Przedmiotem sporu jest wypowiedzenie przez zarząd Kompanii porozumienia z lipca zeszłego roku, które gwarantowało górnikom niezmienność warunków pracy i płacy przez rok po przekazaniu 11 kopalń do nowego podmiotu - Polskiej Grupy Górniczej.
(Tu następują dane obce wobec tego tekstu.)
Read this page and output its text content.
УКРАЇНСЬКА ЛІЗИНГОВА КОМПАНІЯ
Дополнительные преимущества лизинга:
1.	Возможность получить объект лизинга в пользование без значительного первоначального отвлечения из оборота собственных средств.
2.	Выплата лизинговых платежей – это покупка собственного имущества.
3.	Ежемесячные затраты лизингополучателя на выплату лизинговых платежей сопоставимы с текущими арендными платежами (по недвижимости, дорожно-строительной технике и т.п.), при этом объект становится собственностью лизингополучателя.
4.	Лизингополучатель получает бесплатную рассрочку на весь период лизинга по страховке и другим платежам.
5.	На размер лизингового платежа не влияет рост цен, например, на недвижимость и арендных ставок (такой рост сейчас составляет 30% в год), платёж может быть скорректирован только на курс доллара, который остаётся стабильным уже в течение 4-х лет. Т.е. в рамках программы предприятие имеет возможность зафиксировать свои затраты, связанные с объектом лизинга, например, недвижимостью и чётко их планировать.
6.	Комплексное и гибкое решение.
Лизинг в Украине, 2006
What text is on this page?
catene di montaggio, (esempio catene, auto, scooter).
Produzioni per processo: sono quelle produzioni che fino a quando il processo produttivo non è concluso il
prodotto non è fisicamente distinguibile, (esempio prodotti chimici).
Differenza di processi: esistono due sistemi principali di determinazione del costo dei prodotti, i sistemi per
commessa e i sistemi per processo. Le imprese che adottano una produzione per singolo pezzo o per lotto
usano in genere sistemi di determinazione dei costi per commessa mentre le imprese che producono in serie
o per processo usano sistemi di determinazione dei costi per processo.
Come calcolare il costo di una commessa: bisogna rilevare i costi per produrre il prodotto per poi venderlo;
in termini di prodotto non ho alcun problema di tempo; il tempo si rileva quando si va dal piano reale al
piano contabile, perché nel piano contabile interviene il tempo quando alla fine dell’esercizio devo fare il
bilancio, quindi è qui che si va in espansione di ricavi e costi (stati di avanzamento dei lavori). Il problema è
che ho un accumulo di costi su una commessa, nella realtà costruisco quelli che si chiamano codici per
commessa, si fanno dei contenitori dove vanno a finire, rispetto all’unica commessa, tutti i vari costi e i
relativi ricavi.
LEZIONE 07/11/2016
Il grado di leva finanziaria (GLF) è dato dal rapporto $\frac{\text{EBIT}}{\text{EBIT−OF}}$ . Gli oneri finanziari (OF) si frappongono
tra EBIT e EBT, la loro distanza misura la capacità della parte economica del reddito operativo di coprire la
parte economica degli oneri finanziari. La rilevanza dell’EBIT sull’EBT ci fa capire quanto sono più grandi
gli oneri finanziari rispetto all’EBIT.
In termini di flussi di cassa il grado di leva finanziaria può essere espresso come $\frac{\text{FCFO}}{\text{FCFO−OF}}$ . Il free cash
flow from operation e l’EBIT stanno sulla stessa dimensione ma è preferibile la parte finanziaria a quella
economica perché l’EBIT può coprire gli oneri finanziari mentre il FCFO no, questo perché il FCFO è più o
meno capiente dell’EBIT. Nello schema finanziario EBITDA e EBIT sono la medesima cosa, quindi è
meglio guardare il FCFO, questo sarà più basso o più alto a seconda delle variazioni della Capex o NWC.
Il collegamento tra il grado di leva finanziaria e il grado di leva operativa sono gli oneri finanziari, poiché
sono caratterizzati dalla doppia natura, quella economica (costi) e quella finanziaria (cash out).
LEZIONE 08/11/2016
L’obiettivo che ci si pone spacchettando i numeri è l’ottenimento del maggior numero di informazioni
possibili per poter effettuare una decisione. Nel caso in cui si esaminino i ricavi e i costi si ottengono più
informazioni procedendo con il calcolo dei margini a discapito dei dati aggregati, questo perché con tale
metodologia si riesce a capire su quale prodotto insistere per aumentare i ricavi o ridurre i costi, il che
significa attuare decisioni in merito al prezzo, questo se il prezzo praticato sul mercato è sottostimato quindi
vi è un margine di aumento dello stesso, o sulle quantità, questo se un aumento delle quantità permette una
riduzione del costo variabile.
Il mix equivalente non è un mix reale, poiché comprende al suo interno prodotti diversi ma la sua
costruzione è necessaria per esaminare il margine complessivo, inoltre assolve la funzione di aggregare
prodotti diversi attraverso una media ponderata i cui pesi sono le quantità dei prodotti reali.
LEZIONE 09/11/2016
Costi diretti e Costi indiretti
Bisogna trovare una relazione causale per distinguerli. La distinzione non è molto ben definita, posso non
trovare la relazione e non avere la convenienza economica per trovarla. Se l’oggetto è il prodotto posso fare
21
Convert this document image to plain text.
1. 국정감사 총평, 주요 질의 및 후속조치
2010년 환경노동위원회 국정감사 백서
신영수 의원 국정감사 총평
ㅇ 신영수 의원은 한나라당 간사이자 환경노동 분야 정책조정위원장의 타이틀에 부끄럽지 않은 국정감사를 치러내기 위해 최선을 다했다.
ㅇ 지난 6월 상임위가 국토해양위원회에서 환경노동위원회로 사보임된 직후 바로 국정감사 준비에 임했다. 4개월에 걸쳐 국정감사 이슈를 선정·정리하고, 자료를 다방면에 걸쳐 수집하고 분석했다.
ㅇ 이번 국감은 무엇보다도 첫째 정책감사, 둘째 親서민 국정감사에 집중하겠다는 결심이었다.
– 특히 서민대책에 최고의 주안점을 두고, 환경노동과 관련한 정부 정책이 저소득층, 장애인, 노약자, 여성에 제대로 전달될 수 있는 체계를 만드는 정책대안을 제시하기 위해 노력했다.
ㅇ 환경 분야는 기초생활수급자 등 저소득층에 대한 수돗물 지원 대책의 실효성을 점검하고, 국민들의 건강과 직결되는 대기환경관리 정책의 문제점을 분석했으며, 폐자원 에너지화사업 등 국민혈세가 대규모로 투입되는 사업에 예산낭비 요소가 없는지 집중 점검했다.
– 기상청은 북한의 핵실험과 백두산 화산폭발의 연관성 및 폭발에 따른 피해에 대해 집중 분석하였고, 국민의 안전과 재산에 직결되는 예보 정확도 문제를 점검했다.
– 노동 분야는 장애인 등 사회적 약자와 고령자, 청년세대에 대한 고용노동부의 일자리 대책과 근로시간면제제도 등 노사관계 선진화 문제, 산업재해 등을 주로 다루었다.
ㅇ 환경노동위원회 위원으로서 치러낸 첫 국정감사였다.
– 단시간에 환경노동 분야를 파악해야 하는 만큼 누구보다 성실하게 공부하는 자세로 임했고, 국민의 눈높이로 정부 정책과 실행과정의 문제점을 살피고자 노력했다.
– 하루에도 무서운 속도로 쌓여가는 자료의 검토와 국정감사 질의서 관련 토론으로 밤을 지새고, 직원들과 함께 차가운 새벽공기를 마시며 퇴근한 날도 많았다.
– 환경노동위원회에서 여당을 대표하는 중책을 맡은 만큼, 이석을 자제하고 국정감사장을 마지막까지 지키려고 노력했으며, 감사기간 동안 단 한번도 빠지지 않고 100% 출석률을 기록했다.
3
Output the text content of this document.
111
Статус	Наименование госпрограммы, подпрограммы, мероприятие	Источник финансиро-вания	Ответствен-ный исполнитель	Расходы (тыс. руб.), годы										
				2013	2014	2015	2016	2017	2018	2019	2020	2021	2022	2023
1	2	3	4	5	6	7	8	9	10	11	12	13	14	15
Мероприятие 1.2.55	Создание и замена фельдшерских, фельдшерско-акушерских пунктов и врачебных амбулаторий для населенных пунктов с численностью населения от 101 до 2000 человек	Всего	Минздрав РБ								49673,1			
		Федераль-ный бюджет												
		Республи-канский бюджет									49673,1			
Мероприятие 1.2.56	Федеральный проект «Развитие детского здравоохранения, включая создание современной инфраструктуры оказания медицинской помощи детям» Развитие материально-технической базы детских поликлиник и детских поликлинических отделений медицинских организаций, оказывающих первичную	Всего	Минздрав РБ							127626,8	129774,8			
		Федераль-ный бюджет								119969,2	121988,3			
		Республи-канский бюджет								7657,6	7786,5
Zarząd nie wycofa się z wypowiedzenia

W środę prezes Kompanii Krzysztof Sędzikowski potwierdził, że zarząd nie wycofa się z wypowiedzenia, ponieważ nie chce, aby jego postanowienia zostały przeniesione do nowej struktury i przez rok blokowały możliwość jakichkolwiek ruchów w systemie wynagrodzeń. Prezes proponował zawieszenie wypowiedzenia na miesiąc i rozmowy na temat nowego układu zbiorowego. Związki deklarują chęć rozmów, ale żądają wycofania wypowiedzenia.

- W naszej ocenie wypowiedzenie przez zarząd Kompanii porozumienia z 17 lipca 2015 r. jest złamaniem wcześniejszych deklaracji i obietnic składanych przez Ministra Energii oraz zarząd KW. Przypomnę, że to porozumienie dawało załogom kopalń i zakładów Kompanii gwarancję zachowania warunków zatrudnienia i wynagrodzenia w nowym podmiocie, który nosi nazwę Polska Grupa Górnicza - powiedział szef Solidarności w Kompanii Bogusław Hutek.

W piątek w Warszawie reprezentanci górniczych central związkowych spotkają się z ministrem energii Krzysztofem Tchórzewskim podczas obrad tzw. zespołu trójstronnego ds. bezpieczeństwa socjalnego górników. Związkowcy liczą, że szef resortu energii przedstawi jednoznaczne stanowisko rządu w tej sprawie.

- Oczekujemy, że podczas piątkowego spotkania pan minister przedstawi nam jasne stanowisko w sprawie dalszych kroków resortu oraz zarządu Kompanii dotyczących realizacji powstania Polskiej Grupy Górniczej - powiedział Hutek.

Kompania Węglowa jest największym polskim producentem węgla; w ubiegłym roku wydobyła niespełna 26 mln ton tego surowca. Zatrudnia ok. 34,2 tys. osób.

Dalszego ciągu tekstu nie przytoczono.